[alsa-devel] [PATCH] treewide: fix typos of SPDX-License-Identifier
Geert Uytterhoeven
geert at linux-m68k.org
Mon Jun 3 09:07:54 CEST 2019
Hi Yamada-san,
On Sat, Jun 1, 2019 at 5:24 AM Masahiro Yamada
<yamada.masahiro at socionext.com> wrote:
> Prior to the adoption of SPDX, it was difficult for tools to determine
> the correct license due to incomplete or badly formatted license text.
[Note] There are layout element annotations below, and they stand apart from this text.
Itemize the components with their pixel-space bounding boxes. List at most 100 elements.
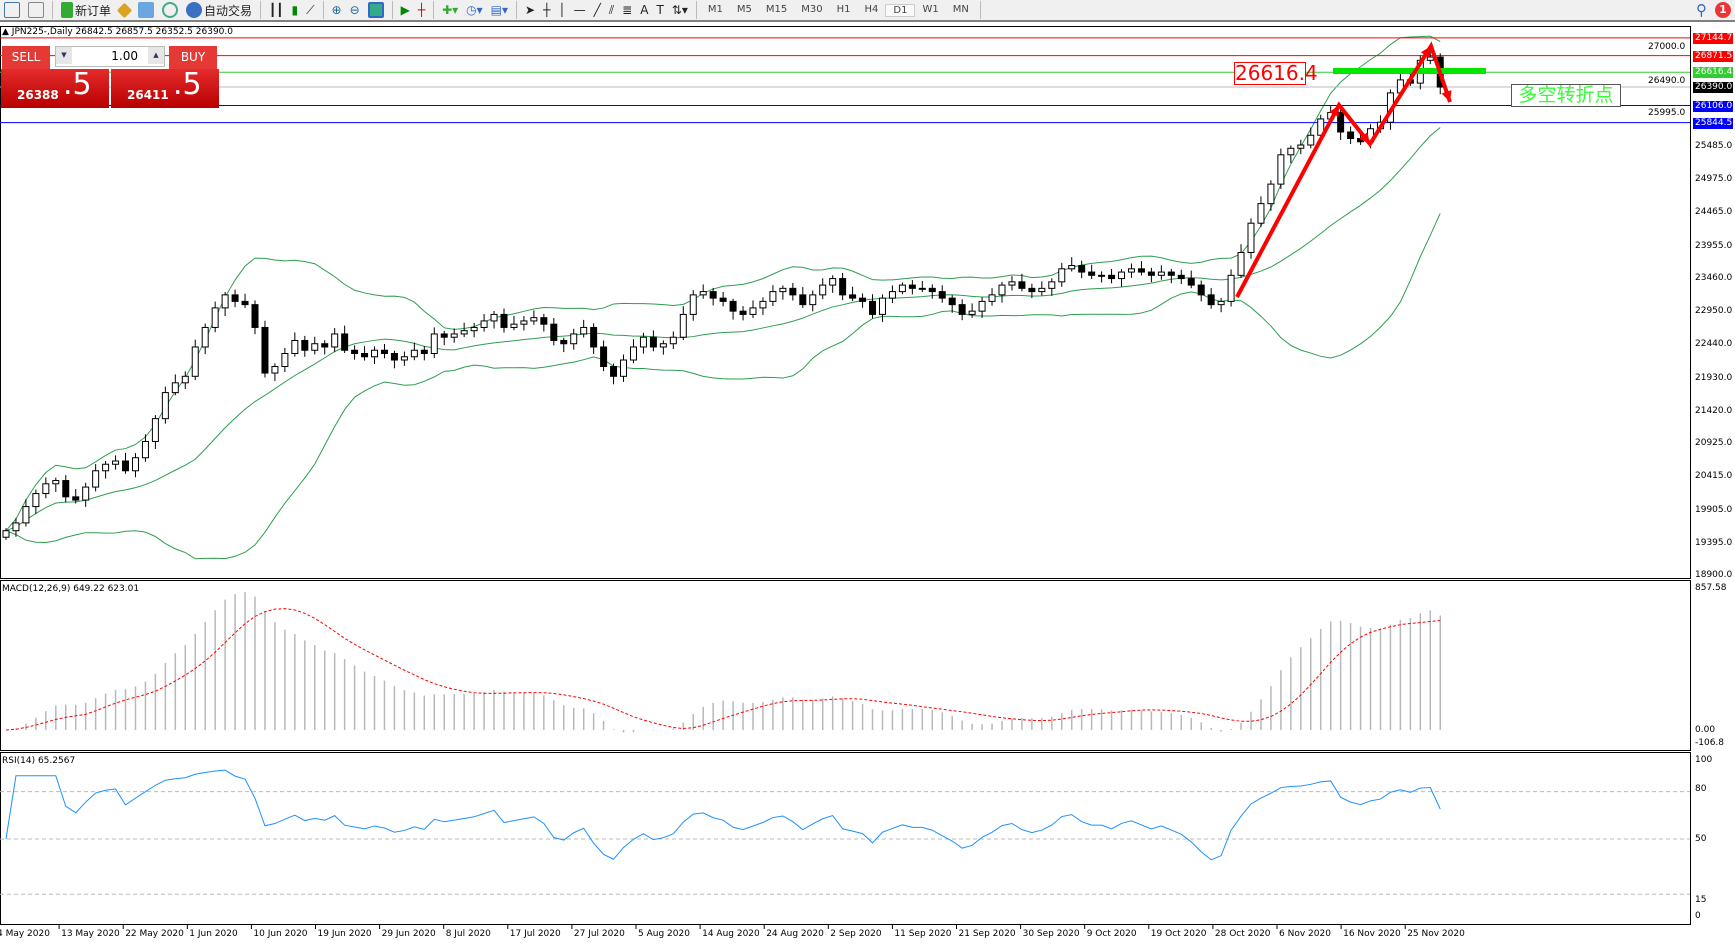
candle (131, 457, 139, 472)
candle (878, 297, 886, 315)
price-annotation-label[interactable]: 26616.4 (1234, 61, 1318, 85)
turning-point-text-label[interactable]: 多空转折点 (1511, 84, 1621, 107)
candle (380, 349, 388, 355)
candle (769, 291, 777, 302)
date-axis-label: 27 Jul 2020 (573, 929, 625, 939)
lot-increase-button[interactable]: ▲ (148, 47, 164, 64)
price-axis-label: 18900.0 (1695, 570, 1733, 580)
candle (709, 291, 717, 299)
trendline-button[interactable]: ╱ (593, 3, 601, 17)
lot-size-input[interactable]: 1.00 (55, 46, 165, 67)
candle (809, 294, 817, 306)
candle (1127, 268, 1135, 273)
macd-signal-line (5, 608, 1441, 731)
notifications-button[interactable]: 1 (1711, 0, 1735, 20)
sell-price[interactable]: 26388.5 (1, 67, 109, 108)
candle (490, 313, 498, 322)
candle (82, 486, 90, 501)
cursor-button[interactable]: ➤ (525, 3, 536, 17)
crosshair-button[interactable]: ┼ (543, 3, 551, 17)
indicators-button[interactable]: ✚▾ (442, 3, 459, 17)
timeframe-mn[interactable]: MN (952, 3, 969, 15)
timeframe-h1[interactable]: H1 (836, 3, 851, 15)
candle (122, 460, 130, 472)
text-label-button[interactable]: T (656, 3, 664, 17)
candle (351, 349, 359, 355)
chart-shift-button[interactable]: ┼ (417, 3, 426, 17)
candle (580, 326, 588, 335)
arrows-button[interactable]: ⇅▾ (671, 3, 688, 17)
price-axis-label: 21420.0 (1695, 405, 1733, 416)
timeframe-d1[interactable]: D1 (885, 3, 916, 17)
date-axis-label: 13 May 2020 (61, 929, 120, 939)
new-order-button[interactable]: 新订单 (57, 0, 115, 20)
timeframe-m1[interactable]: M1 (707, 3, 723, 15)
line-chart-button[interactable]: ⟋ (306, 2, 315, 17)
price-axis-label: 20415.0 (1695, 471, 1733, 482)
candle (958, 304, 966, 315)
timeframe-h4[interactable]: H4 (864, 3, 879, 15)
candle (22, 506, 30, 524)
horizontal-line-button[interactable]: — (573, 3, 586, 17)
price-axis-label: 22950.0 (1695, 306, 1733, 317)
signals-button[interactable] (158, 0, 182, 20)
candle (430, 333, 438, 355)
timeframe-m15[interactable]: M15 (765, 3, 788, 15)
menu-icon[interactable] (0, 0, 24, 20)
candle (759, 300, 767, 309)
sell-button[interactable]: SELL (2, 46, 50, 70)
macd-axis-label: 857.58 (1695, 583, 1727, 593)
candle (301, 339, 309, 351)
vertical-line-button[interactable]: │ (558, 3, 566, 17)
candle (2, 530, 10, 538)
macd-axis-label: 0.00 (1695, 725, 1716, 735)
buy-price[interactable]: 26411.5 (111, 67, 219, 108)
candle (390, 353, 398, 361)
date-axis-label: 1 Jun 2020 (189, 929, 238, 939)
bar-chart-button[interactable]: ┃┃ (269, 3, 284, 17)
autoscroll-button[interactable]: ▶ (400, 3, 410, 17)
auto-trading-button[interactable]: 自动交易 (182, 0, 256, 20)
candle (1028, 287, 1036, 293)
timeframe-bar: M1 M5 M15 M30 H1 H4 D1 W1 MN (701, 3, 976, 17)
candle (739, 310, 747, 315)
candle (281, 353, 289, 368)
tile-windows-button[interactable] (364, 0, 388, 20)
zoom-out-button[interactable]: ⊖ (349, 3, 360, 17)
buy-button[interactable]: BUY (169, 46, 217, 70)
price-axis-label: 25995.0 (1648, 107, 1686, 118)
candle (211, 307, 219, 328)
fibonacci-button[interactable]: ≣ (622, 3, 633, 17)
price-axis-label: 27000.0 (1648, 42, 1686, 53)
search-icon[interactable]: ⚲ (1696, 1, 1707, 19)
timeframe-m5[interactable]: M5 (736, 3, 752, 15)
candle (859, 297, 867, 302)
date-axis-label: 5 Aug 2020 (638, 929, 690, 939)
new-order-icon (61, 2, 73, 18)
periods-button[interactable]: ◷▾ (466, 3, 483, 17)
date-axis-label: 2 Sep 2020 (830, 929, 882, 939)
timeframe-w1[interactable]: W1 (922, 3, 939, 15)
text-button[interactable]: A (640, 3, 649, 17)
equidistant-channel-button[interactable]: ⫽ (608, 2, 615, 17)
arrow-head-icon (1441, 90, 1452, 102)
metaeditor-button[interactable] (115, 0, 134, 20)
zoom-print-icon[interactable] (24, 0, 48, 20)
candle (988, 294, 996, 302)
templates-button[interactable]: ▤▾ (490, 3, 509, 17)
candle (231, 294, 239, 302)
date-axis-label: 28 Oct 2020 (1214, 929, 1271, 939)
market-watch-button[interactable] (134, 0, 158, 20)
candle (32, 493, 40, 508)
rsi-axis-label: 80 (1695, 784, 1707, 794)
candlestick-button[interactable]: ▮ (291, 3, 299, 17)
chart-canvas[interactable] (0, 24, 1735, 946)
candle (1157, 271, 1165, 276)
candle (1078, 265, 1086, 273)
candle (649, 336, 657, 348)
timeframe-m30[interactable]: M30 (801, 3, 823, 15)
date-axis-label: 22 May 2020 (125, 929, 184, 939)
candle (869, 300, 877, 315)
lot-decrease-button[interactable]: ▼ (56, 47, 72, 64)
zoom-in-button[interactable]: ⊕ (331, 3, 342, 17)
> The SPDX solves this issue, assuming people can correctly spell
> "SPDX-License-Identifier" although this assumption is broken in some
> places.
>
> Since scripts/spdxcheck.py parses only lines that exactly matches to
> the correct tag, it cannot (should not) detect this kind of error.
>
> If the correct tag is missing, scripts/checkpatch.pl warns like this:
>
> WARNING: Missing or malformed SPDX-License-Identifier tag in line *
>
> So, people should notice it before the patch submission, but in reality
> broken tags sometimes slip in. The checkpatch warning is not useful for
> checking the committed files globally since large number of files still
> have no SPDX tag.
>
> Also, I am not sure about the legal effect when the SPDX tag is broken.
>
> Anyway, these typos are absolutely worth fixing. It is pretty easy to
> find suspicious lines by grep.
>
> $ git grep --not -e SPDX-License-Identifier --and -e SPDX- -- \
> :^LICENSES :^scripts/spdxcheck.py :^*/license-rules.rst
> arch/arm/kernel/bugs.c:// SPDX-Identifier: GPL-2.0
> drivers/phy/st/phy-stm32-usbphyc.c:// SPDX-Licence-Identifier: GPL-2.0
> drivers/pinctrl/sh-pfc/pfc-r8a77980.c:// SPDX-Lincense-Identifier: GPL 2.0
> lib/test_stackinit.c:// SPDX-Licenses: GPLv2
> sound/soc/codecs/max9759.c:// SPDX-Licence-Identifier: GPL-2.0
>
> Signed-off-by: Masahiro Yamada <yamada.masahiro at socionext.com>
Thanks for your patch!
> drivers/pinctrl/sh-pfc/pfc-r8a77980.c | 2 +-
For the sh-pfc change:
Acked-by: Geert Uytterhoeven <geert+renesas at glider.be>
Gr{oetje,eeting}s,
Geert
--
Geert Uytterhoeven -- There's lots of Linux beyond ia32 -- geert at linux-m68k.org
In personal conversations with technical people, I call myself a hacker. But
when I'm talking to journalists I just say "programmer" or something like that.